The concept of “value capture” surfaces as a possible path to more equitable growth.
QUITO—The United Nations global cities summit, Habitat III, began with long security lines under a bright Andes sun, and ended in song. The musical group Nick Horner Family performed “City of Dreams” on the final day of the conference that drew some 40,000 participants. A little more than an hour before, the New Urban Agenda—a manifesto intended to guide the future growth of cities worldwide—was officially adopted.
But as attendees flock to the airport to go home, what actually was accomplished? What happens now?
Among the many takeaways, Habitat III may very well have given birth to a land use revolution. Many participants, as well as the president of Ecuador, are calling into question the historic financial model of city-building, where government provides the streets and other infrastructure, and private landowners and developers take it from there. In the process, one of the hottest topics at the summit has emerged with unlikely celebrity: value capture, where the private sector must acknowledge that an array of government actions—from a zoning change to putting in a light rail line—prompt huge increases in property value.
Ecuador President Rafael Vicente Correa Delgado, an economist by training, started the bidding early on at the conference by proposing legislation to curb real estate speculation. If a landowner purchases a plot of land for $100, and sells it five years later for $500, he or she would only be able to realize a 7.5 percent price appreciation under Correa’s proposal; the rest would essentially be confiscated by the government. You can think of it as a more extreme version of President Obama’s admonition that “you didn’t build that”—that the bulk of increases in value, plusvalía in Spanish, are the result of public investments framing the land, and thus should be recaptured.
Correa’s concept is not actually a pure version of value capture. Elsewhere in Latin America, land-based financing mechanisms takes other forms, such as “betterment contributions” or developer exactions providing funds for urban development at the front end.
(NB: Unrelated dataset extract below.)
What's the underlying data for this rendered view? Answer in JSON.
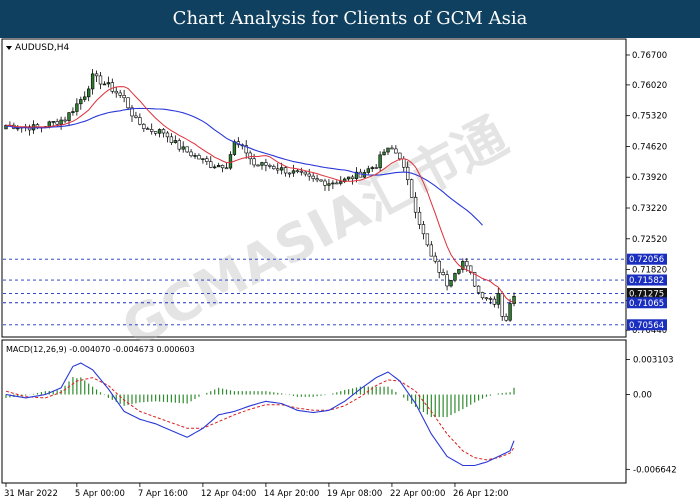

In São Paulo, Brazil, landowners begin with a floor-area-ratio of 1. If they want to build anything more, they must purchase certificates traded on the stock market.
In yet another form of value capture, government may increase the building envelope in growth areas in return for more affordable housing provided by developers—a version of the “density bonus” that has been deployed in the United States. But otherwise the concept is the same: when government sets zoning that will ultimately benefit the private sector, the private sector must give something back.
Value capture has a long history, going back to Roman times in the construction of infrastructure such as aqueducts. The framework was in place in the Philippines in the colonial era as far back as the 16th century, and was inherent in redevelopment plans for Paris in the 19th century. The 19th century political economist Henry George, who advocated a single tax on land or land value tax, spelled out how real estate owners were enjoying a windfall by being smart or lucky enough to purchase land near a train station, for example.
Today, value capture is in relatively wide use in Latin America, Asia, and Europe, and is beginning to gain traction in the United States. Transportation officials in Massachusetts, confronting cost overruns in the extension of the Green Line through Somerville, have floated the idea of having the private sector pay for new stations along the new corridor, recognizing that transit-oriented development will be enormously profitable. Land is already more valuable along the route of the line, in many cases in industrial areas that have been rezoned for mixed-use development.
In Dallas-Fort Worth, the proposed rail line known as the Cotton Belt is predicated on a similar framework: that private development benefitting from the infrastructure should contribute to the public works in the first place. Australia is also wading into these waters, with the prime minister calling for a gear change in how major urban infrastructure is financed.
A backlash to all of this has already begun, starting with a critique that value capture is a new kind of tax on private landowners and developers. Complex questions about property rights are also being raised—what it means to own land, a commodity in fixed supply.
But it was striking how often value capture came up in the sessions of Habitat III. In a way it’s no surprise. The basic premise of the conference was how global cities can accommodate huge increases in population in the coming decades. In the current paradigm, downtowns are densifying, while unplanned and irregular growth sprawls out at the periphery. There’s a clear need for infrastructure, housing, and amenities such as parks and open spaces in these growth areas, but the question is how to pay for all of those things. Local governments are charged with the responsibility, but don’t have many options. In most cases, cities are severely constrained by national governments on how they can raise revenues.
The concept of value capture is embedded in the New Urban Agenda, and UN-Habitat executive director Joan Clos sprinkled in references to it in his many official remarks, including at a press conference on how the media covers Habitat III issues. He called on journalists to explain how urban planning and urban design increases property values in the process of urbanization. “Who is explaining that?” he said.
Does it sound a bit radical, to change the paradigm of urban development going forward? It’s not revolutionary enough for some, who led protests outside Habitat III and organized parallel alternative gatherings urging more action to improve conditions for the urban poor. Amid the camouflage fatigues and cocked berets of the soldiers around this city, and the progressive impulses of the Latin America region, the concept of value capture may be the most conservative revolution in city-building at hand.